Arvind Jain explains how Glean transitioned from a 2019 enterprise search startup into a leading AI platform by leveraging early transformer technology. He discusses the technical architecture required to make LLMs safe and effective for internal corporate knowledge.

Topics

  • Enterprise AI
  • Large Language Models
  • Retrieval-Augmented Generation
  • Semantic Search
  • Transformer Models
  • AI Agents
  • Data Security
  • Software Engineering

Highlights

  • Main idea: Glean uses a RAG-style architecture to connect LLMs to private enterprise data securely
  • Technical takeaway: Using citations and evaluation frameworks is critical to suppressing hallucinations in enterprise settings
  • Failure mode: Relying solely on massive foundation models without purpose-trained layers can miss the nuance of internal documentation
  • Practical takeaway: AI should be viewed as a force multiplier that enables teams to scale output rather than a tool for headcount reduction
  • Strategic insight: The shift toward SaaS-heavy environments made enterprise search more difficult but also more technically tractable via API-driven data access

Chapters

  1. 1:00 Defining Enterprise AI: An introduction to Glean's mission to provide a ChatGPT-like experience for internal company data and workflows.
  2. 4:25 The Pre-LLM Era: How Glean utilized transformer models in 2019 to solve the fragmentation of enterprise information.
  3. 7:40 Fine-tuning vs.

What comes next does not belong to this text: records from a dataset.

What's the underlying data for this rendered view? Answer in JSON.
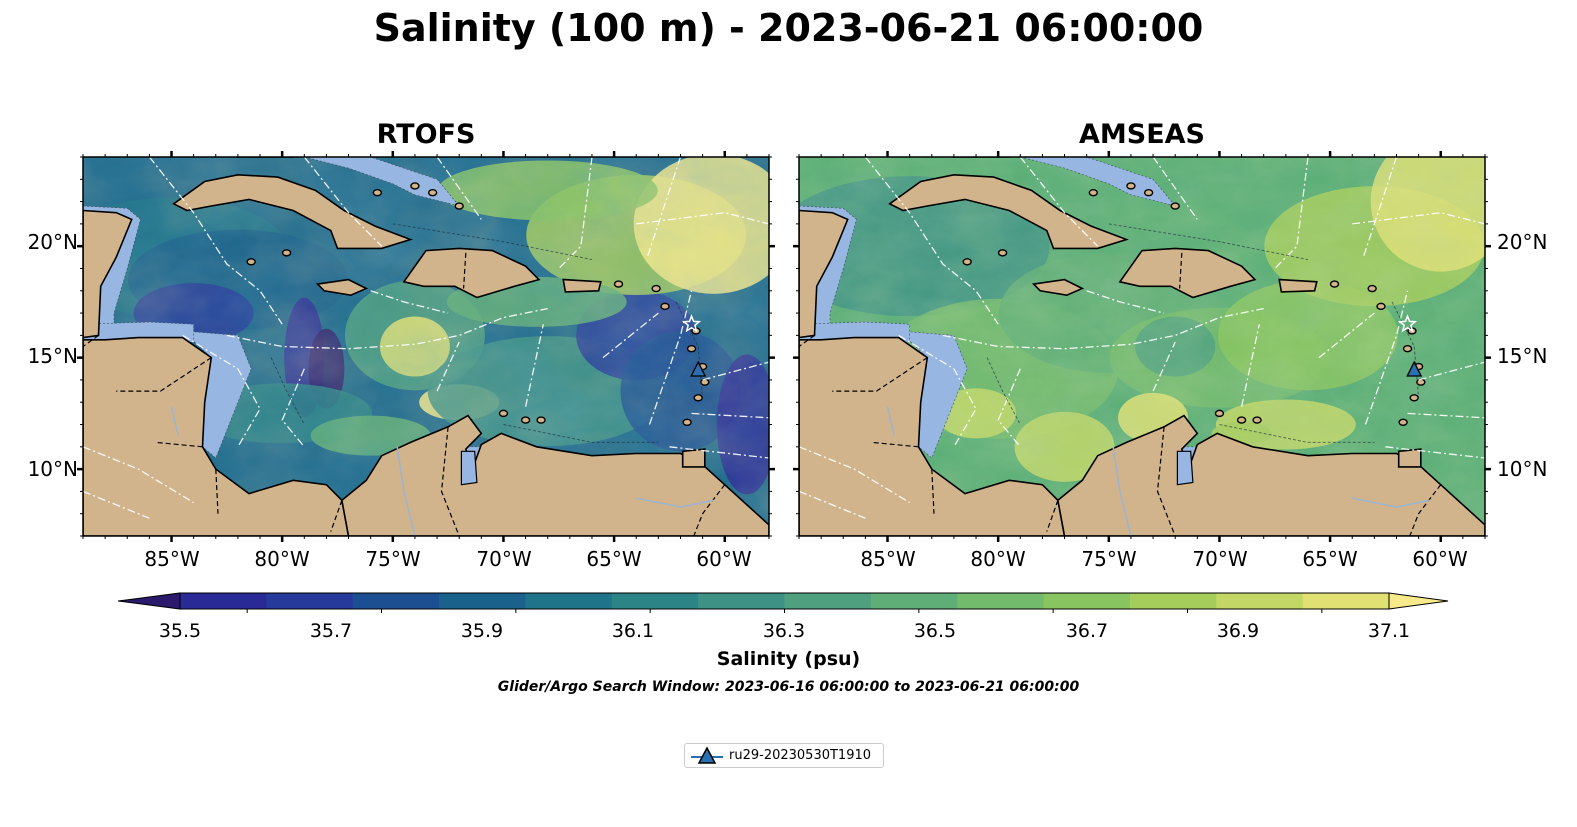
{
  "figure": {
    "title": "Salinity (100 m) - 2023-06-21 06:00:00",
    "search_window": "Glider/Argo Search Window: 2023-06-16 06:00:00 to 2023-06-21 06:00:00"
  },
  "panels": [
    {
      "title": "RTOFS",
      "model": "RTOFS"
    },
    {
      "title": "AMSEAS",
      "model": "AMSEAS"
    }
  ],
  "map_extent": {
    "lon_range": [
      -89,
      -58
    ],
    "lat_range": [
      7,
      24
    ]
  },
  "lon_ticks": [
    "85°W",
    "80°W",
    "75°W",
    "70°W",
    "65°W",
    "60°W"
  ],
  "lat_ticks": [
    "20°N",
    "15°N",
    "10°N"
  ],
  "colorbar": {
    "label": "Salinity (psu)",
    "ticks": [
      "35.5",
      "35.7",
      "35.9",
      "36.1",
      "36.3",
      "36.5",
      "36.7",
      "36.9",
      "37.1"
    ],
    "range": [
      35.4,
      37.2
    ],
    "extend": "both",
    "colors": [
      "#2b1a6b",
      "#2a2a96",
      "#253a9a",
      "#1b4f92",
      "#1a628c",
      "#1f7489",
      "#2c8487",
      "#3d9285",
      "#4fa07f",
      "#5fae77",
      "#72ba6c",
      "#88c460",
      "#a4cd5c",
      "#c2d766",
      "#e0e073",
      "#f6ea8a"
    ]
  },
  "legend": {
    "entries": [
      {
        "label": "ru29-20230530T1910",
        "marker": "triangle",
        "color": "#2a6fb0"
      }
    ]
  },
  "glider": {
    "lon": -61.2,
    "lat": 14.4
  },
  "colors": {
    "land": "#d2b48c",
    "shelf": "#97b6e1",
    "deep_left": "#2b1a6b"
  }
}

Out-of-the-box Models: The technical decision-making process regarding when to use massive foundation models versus specialized search stacks.
  4. 14:25 Security and RAG Architecture: Implementing RAG to ensure AI models only access data that users are explicitly authorized to see.
  5. 17:55 Lessons from Rubrik and Google: Reflections on building large-scale, high-impact companies and the importance of tackling universal problems.
  6. 30:50 The Future of Work and AI Agents: Why AI is an enabler for human productivity and how roles like software engineering will evolve toward design and review.
  7. 34:05 Evaluating Model Performance: Using golden sets and evaluation frameworks to measure accuracy and minimize errors in production.